Aquella mañana fría de febrero, en el Madrid de Isabel II, allá por el siglo XIX, nadie podía haber adivinado las intenciones que tenía el señor Martín Merino, más conocido como el cura Merino (1), para hacer que esa fecha (2) no fuera la de un día cualquiera. El cura, como cada día, había ido a su misa matutina; aunque iba a ser la única rutina de aquel día, que era especial. Merino ansiaba estrenar un estilete que había comprado años antes en el Rastro; sí, de segunda mano, porque al parecer aunque le había tocado la lotería (3) era un tipo bastante estirado.
Cuando no había arcos de seguridad era fácil meter armas en el palacio
Ese día se celebraba la cuarentena del nacimiento de «la chata», que así llamaban a la infanta (4). Se trataba de una celebración merecida, ya que de los trece hijos que tuvo la Reina con Francisco de Asís (o eso se dice), pocos sobrevivieron a los primeros meses de vida. Seguramente fue así porque los reyes eran primos doblemente (ya sabemos lo que pasó con Carlos II…).
Merino se dirigió al Palacio Real, donde iban a estar los grandes de España, dispuesto a estrenar su estilete por todo lo alto. El cura pudo meter el arma en el palacio sin problemas, gracias a su sotana, a la que le había cosido el estilete para hacer una entrada a lo Assasins Creed.

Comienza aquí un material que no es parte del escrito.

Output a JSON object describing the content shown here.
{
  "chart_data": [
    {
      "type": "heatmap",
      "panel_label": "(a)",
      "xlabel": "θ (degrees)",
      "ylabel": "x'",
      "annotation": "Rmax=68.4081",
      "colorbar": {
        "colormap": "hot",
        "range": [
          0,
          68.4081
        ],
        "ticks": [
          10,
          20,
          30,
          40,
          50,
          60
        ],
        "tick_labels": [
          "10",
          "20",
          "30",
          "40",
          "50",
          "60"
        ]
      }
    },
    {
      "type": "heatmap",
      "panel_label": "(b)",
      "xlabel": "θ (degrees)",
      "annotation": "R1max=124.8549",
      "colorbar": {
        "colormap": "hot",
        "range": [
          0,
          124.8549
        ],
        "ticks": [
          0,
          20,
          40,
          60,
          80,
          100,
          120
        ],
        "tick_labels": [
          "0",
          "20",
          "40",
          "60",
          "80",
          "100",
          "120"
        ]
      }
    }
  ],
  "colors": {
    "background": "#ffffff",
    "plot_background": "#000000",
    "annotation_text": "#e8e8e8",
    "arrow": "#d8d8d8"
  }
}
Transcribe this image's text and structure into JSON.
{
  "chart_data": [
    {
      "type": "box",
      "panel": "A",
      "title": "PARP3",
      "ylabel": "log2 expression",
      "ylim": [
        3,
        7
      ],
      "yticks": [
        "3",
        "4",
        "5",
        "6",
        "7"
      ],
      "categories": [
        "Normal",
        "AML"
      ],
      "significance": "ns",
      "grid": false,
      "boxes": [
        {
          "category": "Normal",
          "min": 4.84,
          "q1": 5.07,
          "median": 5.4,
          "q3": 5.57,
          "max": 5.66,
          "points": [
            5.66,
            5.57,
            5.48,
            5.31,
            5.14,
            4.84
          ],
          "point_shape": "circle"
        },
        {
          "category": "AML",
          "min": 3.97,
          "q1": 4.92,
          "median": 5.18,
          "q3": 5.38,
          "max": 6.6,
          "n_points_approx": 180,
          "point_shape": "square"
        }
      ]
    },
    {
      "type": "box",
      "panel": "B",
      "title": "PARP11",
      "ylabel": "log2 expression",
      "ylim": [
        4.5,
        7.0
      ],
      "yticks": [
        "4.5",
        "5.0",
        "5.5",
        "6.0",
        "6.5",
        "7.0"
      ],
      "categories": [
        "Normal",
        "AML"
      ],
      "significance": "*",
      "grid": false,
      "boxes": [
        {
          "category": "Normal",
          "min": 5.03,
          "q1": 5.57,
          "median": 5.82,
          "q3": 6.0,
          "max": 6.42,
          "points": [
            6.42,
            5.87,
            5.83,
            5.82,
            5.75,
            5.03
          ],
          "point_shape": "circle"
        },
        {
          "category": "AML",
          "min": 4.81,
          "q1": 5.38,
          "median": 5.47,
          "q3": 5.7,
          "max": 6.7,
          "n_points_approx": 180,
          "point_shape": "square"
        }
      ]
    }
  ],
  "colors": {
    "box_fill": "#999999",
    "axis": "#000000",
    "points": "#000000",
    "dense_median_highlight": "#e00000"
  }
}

Una vez dentro llegó la hora de fijar el objetivo. El cura estaba bastante descontento con el Gobierno español, por lo cual se fijó en Narváez y en la reina Isabel II. Curiosamente, la Reina era la que menos protección tenía en aquel momento, así que decidió actuar. La Reina se encontraba con la pequeña infanta en brazos, y el cura, con la escusa de saludarla, se acerco a ella.

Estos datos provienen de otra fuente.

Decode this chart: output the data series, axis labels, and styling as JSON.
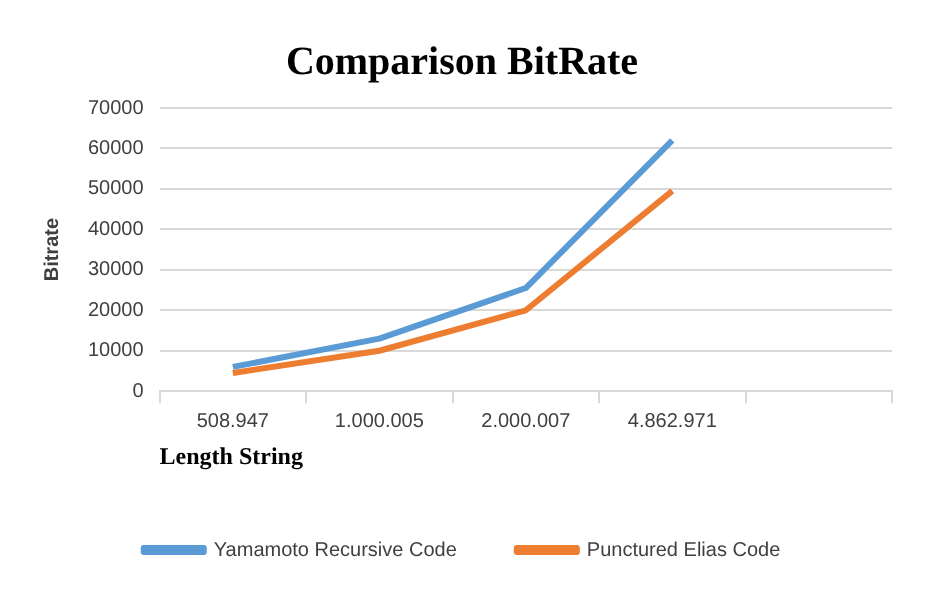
{
  "chart_data": {
    "type": "line",
    "title": "Comparison BitRate",
    "xlabel": "Length String",
    "ylabel": "Bitrate",
    "categories": [
      "508.947",
      "1.000.005",
      "2.000.007",
      "4.862.971",
      null
    ],
    "series": [
      {
        "name": "Yamamoto Recursive Code",
        "color": "#5b9bd5",
        "values": [
          6000,
          13000,
          25500,
          62000,
          null
        ]
      },
      {
        "name": "Punctured Elias Code",
        "color": "#ed7d31",
        "values": [
          4500,
          10000,
          20000,
          49500,
          null
        ]
      }
    ],
    "ylim": [
      0,
      70000
    ],
    "yticks": [
      0,
      10000,
      20000,
      30000,
      40000,
      50000,
      60000,
      70000
    ],
    "grid": "y",
    "legend": "bottom",
    "marker": "none",
    "line_style": "solid"
  }
}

¡A por la reina! El cura Merino pierde la cabeza
Ejerciendo una maniobra digna de Ezio Auditore, el cura Merino sacó el estilete de la manga (5) y le asestó una rápida puñalada a la Reina en el costado derecho(6). Cuando fue a rematar la tarea, ya que la puñalada no hizo el efecto que esperaba, toda la Guardia Real se abalanzó sobre él, impidiéndole finiquitar este arduo asunto.
La Reina solamente sufrió un leve desmayo, que puso en vilo a todos los médicos al creer que el arma podía estar envenenada. Algo en lo que el cura no había pensado: «Torpe de mí, se me olvidó ese detalle».

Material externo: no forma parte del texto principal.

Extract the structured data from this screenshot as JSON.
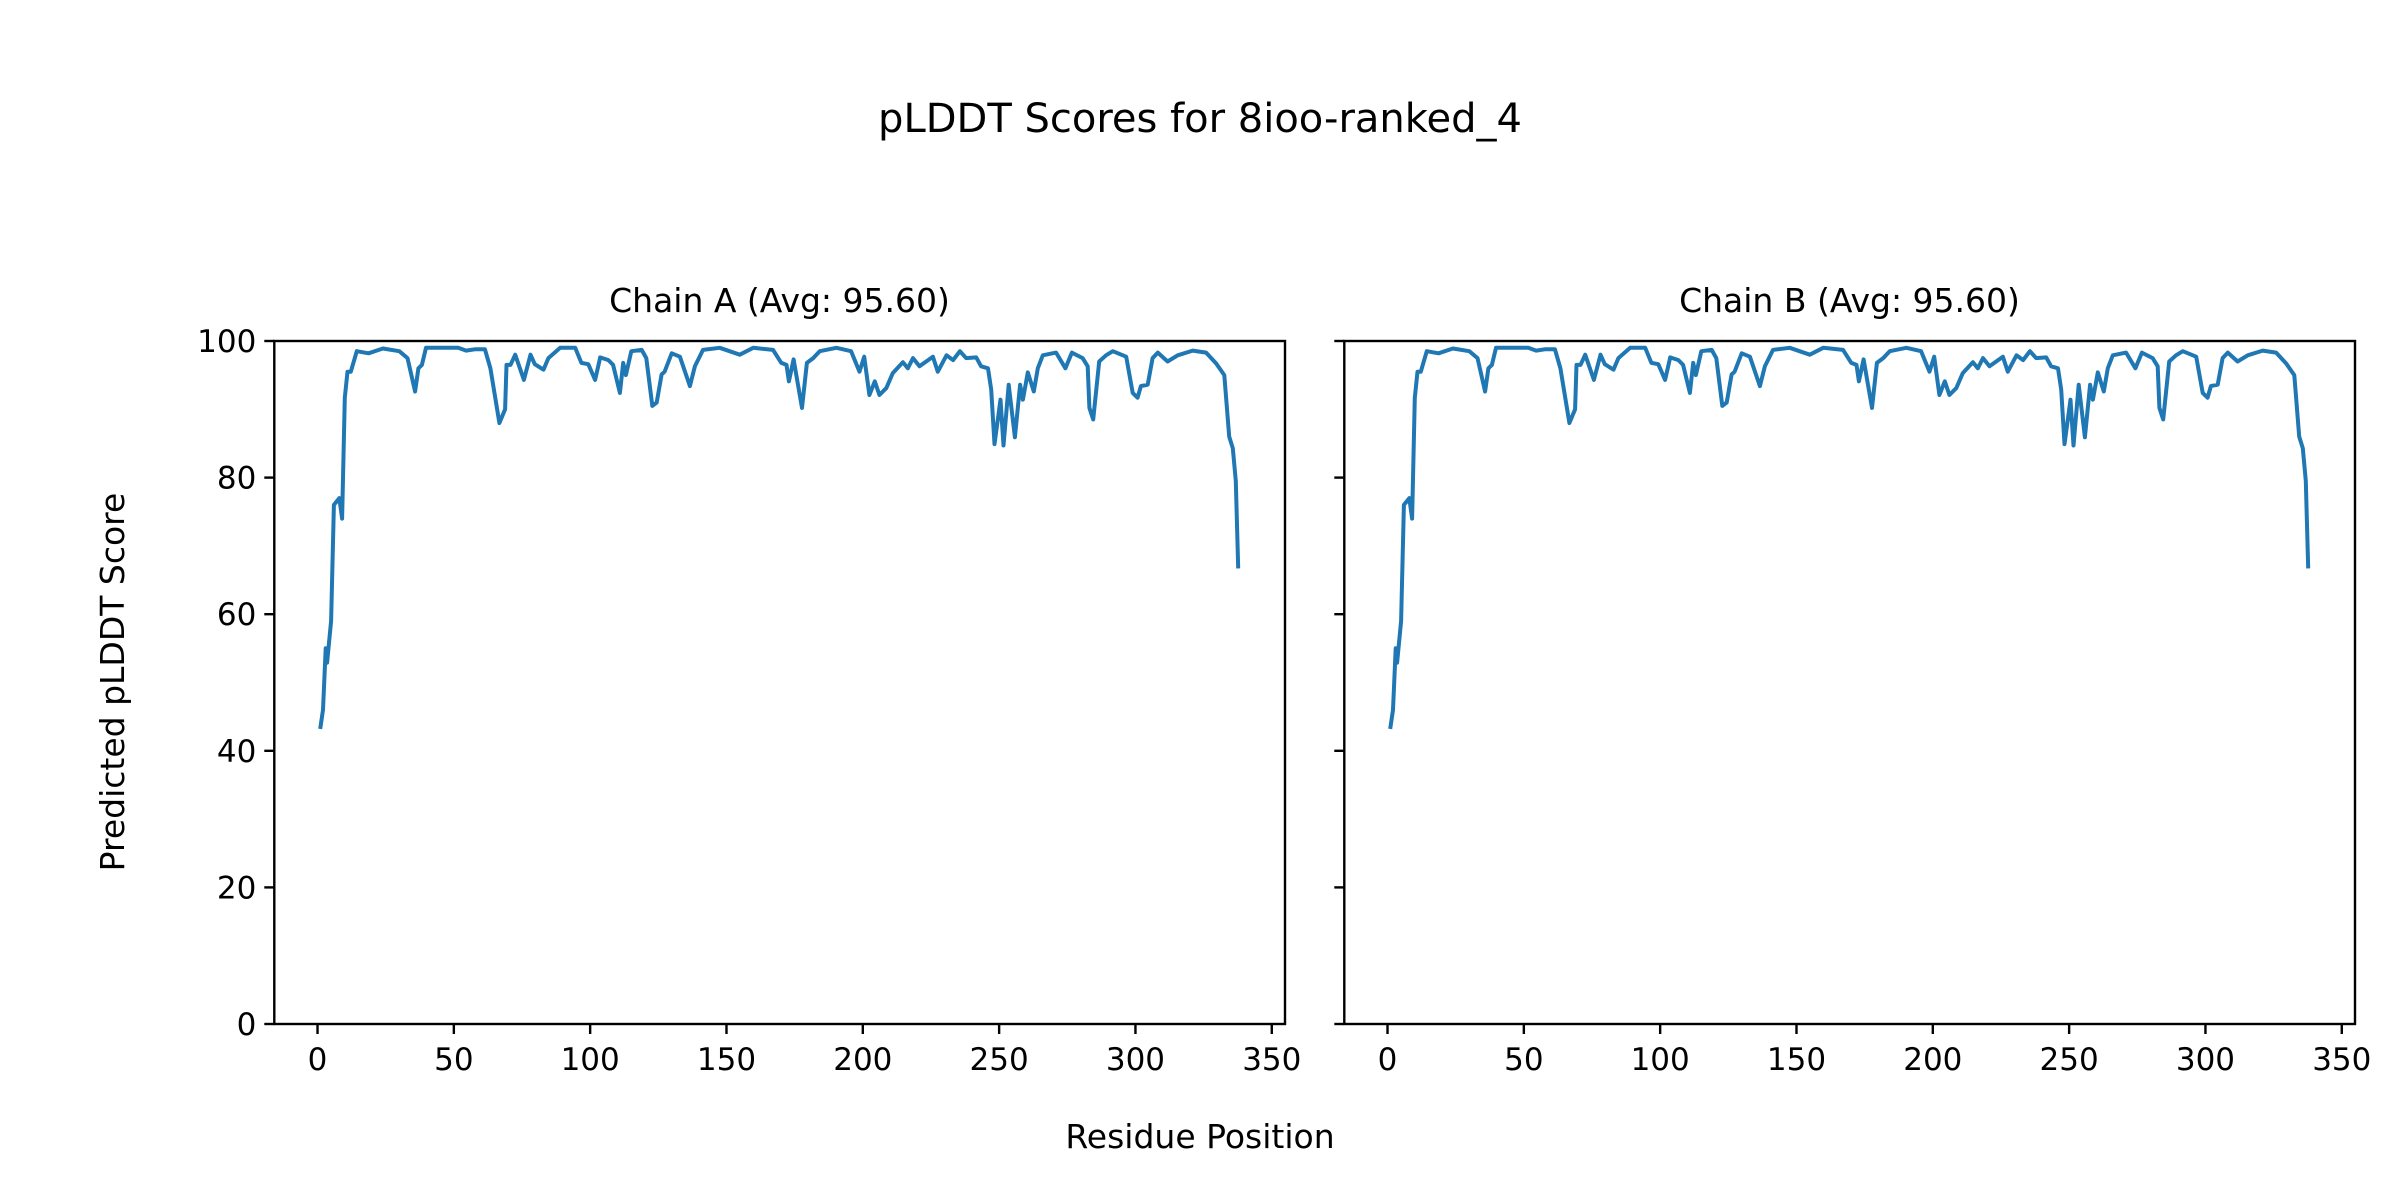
{
  "chart_data": {
    "type": "line",
    "title": "pLDDT Scores for 8ioo-ranked_4",
    "xlabel": "Residue Position",
    "ylabel": "Predicted pLDDT Score",
    "ylim": [
      0,
      100
    ],
    "xlim": [
      -15.85,
      354.85
    ],
    "xticks": [
      0,
      50,
      100,
      150,
      200,
      250,
      300,
      350
    ],
    "yticks": [
      0,
      20,
      40,
      60,
      80,
      100
    ],
    "grid": false,
    "color": "#1f77b4",
    "panels": [
      {
        "title": "Chain A (Avg: 95.60)",
        "series_ref": "profile"
      },
      {
        "title": "Chain B (Avg: 95.60)",
        "series_ref": "profile"
      }
    ],
    "profile": {
      "x": [
        1,
        2,
        3,
        3.5,
        5,
        6,
        8,
        9,
        10,
        11,
        12.2,
        14.4,
        18.7,
        24,
        30,
        33,
        35.8,
        37,
        38.3,
        39.8,
        45,
        51.6,
        54.5,
        58,
        61.4,
        63.4,
        66.7,
        68.8,
        69.3,
        70.8,
        72.5,
        75.7,
        78.1,
        79.7,
        82.9,
        84.7,
        89,
        94.5,
        96.8,
        99.3,
        101.8,
        103.7,
        106.7,
        108.4,
        110.9,
        112.1,
        113.1,
        115.1,
        118.9,
        120.6,
        122.8,
        124.4,
        126.2,
        127.3,
        129.9,
        132.9,
        136.6,
        138.4,
        141.4,
        147.5,
        154.9,
        159.8,
        167.1,
        170.1,
        172,
        172.9,
        174.6,
        177.7,
        179.5,
        181.8,
        184.2,
        190.3,
        195.7,
        198.8,
        200.5,
        202.4,
        204.4,
        206.1,
        208.6,
        211,
        214.7,
        216.5,
        218.4,
        220.8,
        225.7,
        227.5,
        230.7,
        233.1,
        235.6,
        237.9,
        241.6,
        243.4,
        245.9,
        247.1,
        248.3,
        250.5,
        251.6,
        253.5,
        255.8,
        257.7,
        258.7,
        260.5,
        262.7,
        264.2,
        266,
        270.9,
        274.3,
        276.7,
        280.6,
        282.5,
        283.1,
        284.5,
        286.7,
        289.2,
        291.7,
        296.6,
        299,
        300.8,
        302,
        304.5,
        306.3,
        308.2,
        311.8,
        315.5,
        321,
        325.9,
        329.6,
        332.6,
        334.4,
        335.7,
        336.8,
        337.7
      ],
      "y": [
        43.2,
        46,
        55,
        52.9,
        59,
        76,
        77,
        74,
        91.7,
        95.5,
        95.5,
        98.5,
        98.2,
        98.9,
        98.5,
        97.5,
        92.6,
        96,
        96.5,
        99,
        99,
        99,
        98.6,
        98.8,
        98.8,
        96,
        88,
        90,
        96.5,
        96.5,
        98,
        94.3,
        98,
        96.6,
        95.8,
        97.5,
        99,
        99,
        96.8,
        96.6,
        94.3,
        97.6,
        97.2,
        96.5,
        92.4,
        96.8,
        95,
        98.5,
        98.7,
        97.5,
        90.5,
        91,
        95.1,
        95.5,
        98.2,
        97.7,
        93.4,
        96.3,
        98.7,
        99,
        98,
        99,
        98.7,
        96.8,
        96.5,
        94.1,
        97.3,
        90.2,
        96.8,
        97.5,
        98.5,
        99,
        98.5,
        95.5,
        97.7,
        92.1,
        94.1,
        92.1,
        93.1,
        95.3,
        96.9,
        96,
        97.5,
        96.3,
        97.7,
        95.5,
        97.9,
        97.2,
        98.5,
        97.5,
        97.6,
        96.3,
        96,
        92.9,
        84.9,
        91.4,
        84.7,
        93.6,
        85.9,
        93.6,
        91.4,
        95.4,
        92.6,
        96,
        97.9,
        98.3,
        96,
        98.3,
        97.5,
        96.3,
        90.2,
        88.5,
        97,
        97.9,
        98.5,
        97.7,
        92.4,
        91.7,
        93.4,
        93.6,
        97.5,
        98.3,
        97,
        97.9,
        98.6,
        98.3,
        96.7,
        95,
        86,
        84.3,
        79.5,
        66.7
      ]
    }
  }
}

La herida de la Reina fue pequeña y se recuperó en breve, ya que el estilete fue amortiguado por los tejidos de oro del manto y por las barbas de ballena del corsé. En cambio, el cura no podría recuperarse de su rápido juicio con sentencia de muerte incluida; además, de regalo, fue degradado de las órdenes eclesiásticas.
El cura fue condenado a morir por garrote vil. Además, tuvo que llevar los ropajes reservados para los reos que hubieran cometido regicidios (7). Estos eran de color amarillo con topos encarnados. ¡Qué uniforme estrenó el cura!
Así que, cinco días después de casi haber acabado con la vida de la reina de España, el cura Merino salió a lomos de un burro hacía el Campo de Guardias, donde iban a sentenciarlo. Tras ejecutarlo, decidieron quemar su cuerpo y destruir todos sus enseres personales, con el fin de evitar que se le pudiera martirizar por sus «locuras».